Well there are 15 of them. I realized that when I started my research that 6 of them had passed on. When I first started, I tried looking them up and some of them were tougher to find, because they were older and not into social media. Of the living hostages, I spoke to all but 1. Then I chose a couple based on who I thought had strong stories and vivid recollection of what happened there. And those that had a strong, meaningful interaction with Ali after the rescue.
with all of the corporations now, do you think we'll see another Ali type?

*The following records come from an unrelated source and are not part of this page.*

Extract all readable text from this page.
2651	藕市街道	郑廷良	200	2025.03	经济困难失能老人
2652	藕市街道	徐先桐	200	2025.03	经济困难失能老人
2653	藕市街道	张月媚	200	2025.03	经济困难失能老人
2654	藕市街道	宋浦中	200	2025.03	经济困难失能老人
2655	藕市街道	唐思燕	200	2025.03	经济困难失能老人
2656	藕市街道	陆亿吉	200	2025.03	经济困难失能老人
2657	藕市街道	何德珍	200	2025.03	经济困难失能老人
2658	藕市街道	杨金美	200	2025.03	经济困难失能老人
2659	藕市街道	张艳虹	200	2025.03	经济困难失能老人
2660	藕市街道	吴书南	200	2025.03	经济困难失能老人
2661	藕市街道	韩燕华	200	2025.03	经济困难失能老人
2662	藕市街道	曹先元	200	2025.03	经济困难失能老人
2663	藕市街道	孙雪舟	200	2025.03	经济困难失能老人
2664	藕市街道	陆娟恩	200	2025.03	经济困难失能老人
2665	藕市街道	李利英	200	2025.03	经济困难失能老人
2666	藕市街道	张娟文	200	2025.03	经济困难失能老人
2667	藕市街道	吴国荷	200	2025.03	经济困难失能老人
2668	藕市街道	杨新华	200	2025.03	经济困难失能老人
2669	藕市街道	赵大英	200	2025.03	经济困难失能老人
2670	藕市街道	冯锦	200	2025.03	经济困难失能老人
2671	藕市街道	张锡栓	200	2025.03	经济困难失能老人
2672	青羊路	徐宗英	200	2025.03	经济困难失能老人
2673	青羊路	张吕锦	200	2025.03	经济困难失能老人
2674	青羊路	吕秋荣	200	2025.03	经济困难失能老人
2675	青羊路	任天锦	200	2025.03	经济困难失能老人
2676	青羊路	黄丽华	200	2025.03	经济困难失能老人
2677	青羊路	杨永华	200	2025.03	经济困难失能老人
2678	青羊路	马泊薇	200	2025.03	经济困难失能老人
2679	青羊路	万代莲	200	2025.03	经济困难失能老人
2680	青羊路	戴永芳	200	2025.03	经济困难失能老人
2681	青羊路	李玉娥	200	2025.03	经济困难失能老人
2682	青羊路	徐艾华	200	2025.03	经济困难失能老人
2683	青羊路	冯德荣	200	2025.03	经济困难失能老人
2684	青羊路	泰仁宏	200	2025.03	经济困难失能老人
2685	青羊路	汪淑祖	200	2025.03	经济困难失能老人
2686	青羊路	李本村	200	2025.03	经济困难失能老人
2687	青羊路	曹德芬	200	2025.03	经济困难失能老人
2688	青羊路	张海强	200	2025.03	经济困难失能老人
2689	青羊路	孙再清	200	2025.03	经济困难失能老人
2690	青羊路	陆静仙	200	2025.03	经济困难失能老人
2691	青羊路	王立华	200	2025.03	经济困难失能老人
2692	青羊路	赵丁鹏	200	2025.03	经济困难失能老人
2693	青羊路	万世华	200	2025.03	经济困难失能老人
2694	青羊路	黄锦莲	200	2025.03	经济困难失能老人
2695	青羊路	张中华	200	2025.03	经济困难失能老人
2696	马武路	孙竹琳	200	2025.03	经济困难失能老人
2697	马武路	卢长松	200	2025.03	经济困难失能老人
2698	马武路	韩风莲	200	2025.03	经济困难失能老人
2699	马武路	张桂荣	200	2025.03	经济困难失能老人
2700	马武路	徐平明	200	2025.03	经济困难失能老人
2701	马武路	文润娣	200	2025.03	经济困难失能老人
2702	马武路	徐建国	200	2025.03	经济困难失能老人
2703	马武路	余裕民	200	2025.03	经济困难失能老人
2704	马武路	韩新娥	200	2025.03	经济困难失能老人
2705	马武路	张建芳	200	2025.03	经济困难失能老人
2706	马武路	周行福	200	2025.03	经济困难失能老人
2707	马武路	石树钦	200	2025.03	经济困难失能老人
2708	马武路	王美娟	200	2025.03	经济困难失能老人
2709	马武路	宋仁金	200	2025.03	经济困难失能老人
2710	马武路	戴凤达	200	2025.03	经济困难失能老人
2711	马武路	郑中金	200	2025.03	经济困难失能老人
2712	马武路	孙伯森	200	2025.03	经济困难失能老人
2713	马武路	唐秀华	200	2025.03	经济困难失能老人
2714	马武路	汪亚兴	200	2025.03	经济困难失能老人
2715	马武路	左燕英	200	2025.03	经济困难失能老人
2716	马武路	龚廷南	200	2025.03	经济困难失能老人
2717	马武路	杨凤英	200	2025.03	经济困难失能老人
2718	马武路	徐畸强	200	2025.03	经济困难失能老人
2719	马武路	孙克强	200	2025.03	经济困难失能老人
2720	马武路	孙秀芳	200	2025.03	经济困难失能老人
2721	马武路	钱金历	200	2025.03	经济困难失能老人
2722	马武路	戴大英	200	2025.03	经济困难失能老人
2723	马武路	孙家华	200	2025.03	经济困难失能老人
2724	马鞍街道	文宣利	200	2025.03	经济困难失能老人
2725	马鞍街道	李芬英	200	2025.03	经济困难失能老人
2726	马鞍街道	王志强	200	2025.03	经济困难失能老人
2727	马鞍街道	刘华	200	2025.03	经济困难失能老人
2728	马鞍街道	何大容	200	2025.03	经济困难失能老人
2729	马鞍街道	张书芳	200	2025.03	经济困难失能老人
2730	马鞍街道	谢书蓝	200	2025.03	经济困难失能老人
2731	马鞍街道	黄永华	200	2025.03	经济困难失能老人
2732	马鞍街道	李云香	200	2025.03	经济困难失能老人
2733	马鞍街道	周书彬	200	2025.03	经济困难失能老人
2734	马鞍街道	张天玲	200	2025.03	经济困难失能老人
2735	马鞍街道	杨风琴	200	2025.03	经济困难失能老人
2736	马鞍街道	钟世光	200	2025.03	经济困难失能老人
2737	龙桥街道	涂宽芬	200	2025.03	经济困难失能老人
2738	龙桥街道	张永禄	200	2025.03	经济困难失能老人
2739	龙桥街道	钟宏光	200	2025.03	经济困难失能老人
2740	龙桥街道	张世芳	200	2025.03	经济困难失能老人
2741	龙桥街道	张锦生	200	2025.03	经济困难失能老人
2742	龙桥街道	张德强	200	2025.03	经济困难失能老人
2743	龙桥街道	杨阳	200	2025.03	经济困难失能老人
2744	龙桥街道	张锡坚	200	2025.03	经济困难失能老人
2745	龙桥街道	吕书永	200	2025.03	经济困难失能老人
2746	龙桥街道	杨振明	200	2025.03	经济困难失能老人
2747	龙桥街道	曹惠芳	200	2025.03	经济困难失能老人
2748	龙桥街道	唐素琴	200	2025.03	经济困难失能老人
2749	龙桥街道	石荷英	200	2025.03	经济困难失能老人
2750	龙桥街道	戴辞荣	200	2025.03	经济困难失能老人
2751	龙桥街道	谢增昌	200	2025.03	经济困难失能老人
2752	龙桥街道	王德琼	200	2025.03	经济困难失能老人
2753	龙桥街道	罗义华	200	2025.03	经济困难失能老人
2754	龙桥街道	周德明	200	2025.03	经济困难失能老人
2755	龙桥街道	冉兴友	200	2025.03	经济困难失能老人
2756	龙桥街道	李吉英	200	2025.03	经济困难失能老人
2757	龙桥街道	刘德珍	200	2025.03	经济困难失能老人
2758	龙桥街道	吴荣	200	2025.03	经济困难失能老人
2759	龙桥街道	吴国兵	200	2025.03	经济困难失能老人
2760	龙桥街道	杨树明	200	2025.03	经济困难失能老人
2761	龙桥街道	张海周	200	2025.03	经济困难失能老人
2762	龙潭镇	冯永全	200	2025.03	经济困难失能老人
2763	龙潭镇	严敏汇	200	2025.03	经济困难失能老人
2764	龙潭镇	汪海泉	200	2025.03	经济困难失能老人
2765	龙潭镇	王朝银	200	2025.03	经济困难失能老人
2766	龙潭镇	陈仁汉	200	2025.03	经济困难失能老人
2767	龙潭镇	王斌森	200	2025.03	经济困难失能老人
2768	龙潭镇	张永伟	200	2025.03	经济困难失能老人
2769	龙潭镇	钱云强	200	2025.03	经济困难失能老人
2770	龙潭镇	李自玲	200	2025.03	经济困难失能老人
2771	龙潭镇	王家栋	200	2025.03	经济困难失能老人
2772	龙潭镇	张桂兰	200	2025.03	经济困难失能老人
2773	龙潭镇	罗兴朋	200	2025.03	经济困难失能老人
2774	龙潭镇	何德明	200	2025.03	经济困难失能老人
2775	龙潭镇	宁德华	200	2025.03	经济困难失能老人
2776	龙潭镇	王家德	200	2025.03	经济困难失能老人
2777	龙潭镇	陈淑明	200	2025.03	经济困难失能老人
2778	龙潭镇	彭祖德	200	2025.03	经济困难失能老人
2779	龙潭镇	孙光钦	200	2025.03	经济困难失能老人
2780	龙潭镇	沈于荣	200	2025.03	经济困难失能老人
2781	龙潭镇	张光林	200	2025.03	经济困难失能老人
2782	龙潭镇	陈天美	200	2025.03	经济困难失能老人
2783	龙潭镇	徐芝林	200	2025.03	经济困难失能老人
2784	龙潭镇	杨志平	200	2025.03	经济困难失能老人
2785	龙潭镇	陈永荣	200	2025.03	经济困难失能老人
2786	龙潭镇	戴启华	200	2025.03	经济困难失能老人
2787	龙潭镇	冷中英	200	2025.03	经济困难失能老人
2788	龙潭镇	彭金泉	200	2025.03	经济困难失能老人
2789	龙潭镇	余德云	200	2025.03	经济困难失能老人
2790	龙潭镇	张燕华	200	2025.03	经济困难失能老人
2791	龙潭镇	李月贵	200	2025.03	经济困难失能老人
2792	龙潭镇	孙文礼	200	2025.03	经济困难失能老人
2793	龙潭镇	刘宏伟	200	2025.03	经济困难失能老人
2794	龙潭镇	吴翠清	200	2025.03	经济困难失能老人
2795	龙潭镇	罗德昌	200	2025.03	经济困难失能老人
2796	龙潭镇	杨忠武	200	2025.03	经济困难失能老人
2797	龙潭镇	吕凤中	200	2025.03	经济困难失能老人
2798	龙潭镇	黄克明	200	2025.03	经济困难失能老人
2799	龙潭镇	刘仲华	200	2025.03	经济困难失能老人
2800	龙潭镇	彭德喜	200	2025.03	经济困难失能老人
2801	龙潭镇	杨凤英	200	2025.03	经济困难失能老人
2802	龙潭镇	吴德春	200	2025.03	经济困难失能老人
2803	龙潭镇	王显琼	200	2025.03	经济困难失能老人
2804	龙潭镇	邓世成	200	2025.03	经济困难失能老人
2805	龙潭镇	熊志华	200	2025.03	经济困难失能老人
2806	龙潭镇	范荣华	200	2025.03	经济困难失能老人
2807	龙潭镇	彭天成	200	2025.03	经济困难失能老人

Great question. Probably not in the same way. That's a good point about how athletes have such a close connection with brands, it probably, conscsious or subconscious, does limit the risk they'll take. Being the heavyweight champion was so important in the context of the 1960s, 70s, 80s gave Ali a big platform. But I don't think it's the case any more.
what made this story better for a short vs. a full length documentary?
First of all, this might be the only film of Ali where the narrative is not driven by Ali talking. I think that limited the length to which it could be. He was 6 years into Parkinson's at the time and he was impaired. I'm sure it could be done longer, but I think this is a good length for the subject and the story.
what are your thoughts on Ali after seeing all of this old footage of him?
I've seen a ton of footage over the years working on other documentaries and I met him in New York last year. He still has this unbelieveable aura that you feel. Even though he's not talking or moving around the room, he still has a presence. But at the same time, it's bittersweet, because you can't get the other images out of your head, of him being handsome and a dynamic speaker.
what are your memories of that time period, during the first Gulf War?
My memories first were, personally, that hoping we didn't go to war. I felt it was inevitable, since Saddam was not going to leave Kuwait. Fearing that the conflict could flare up into a huge war. At the time, Saddam had such good propaganda that the perception was that he had such a good military that he could drag America into a long war.
What is your next project?
I'm working on a couple of different projects, including a documentary series on an NFL agent. Honest, ethical agent who sometimes has huge challenges holding on to his players, because honesty is not always helpful in that arena. I'm working on a couple of other projects and others that I'm considering.
what is it about documentaries that draws you to them?
I love the process. I love going through archival footage, both from periods of time in my own life or before I was alive. I've always been a huge lover of history. Documentaries give you a chance to look at history and see how relevant it is to your time. The Ali trip to Iraq happened in 1990, but if you look now to what happened in the last 20 years, it becomes fascinating to look and review those moments.
Thanks for all of your thoughtful questions. Thanks for watching the film. Be sure to say Happy Birthday to Muhammad Ali, who turns 71 today.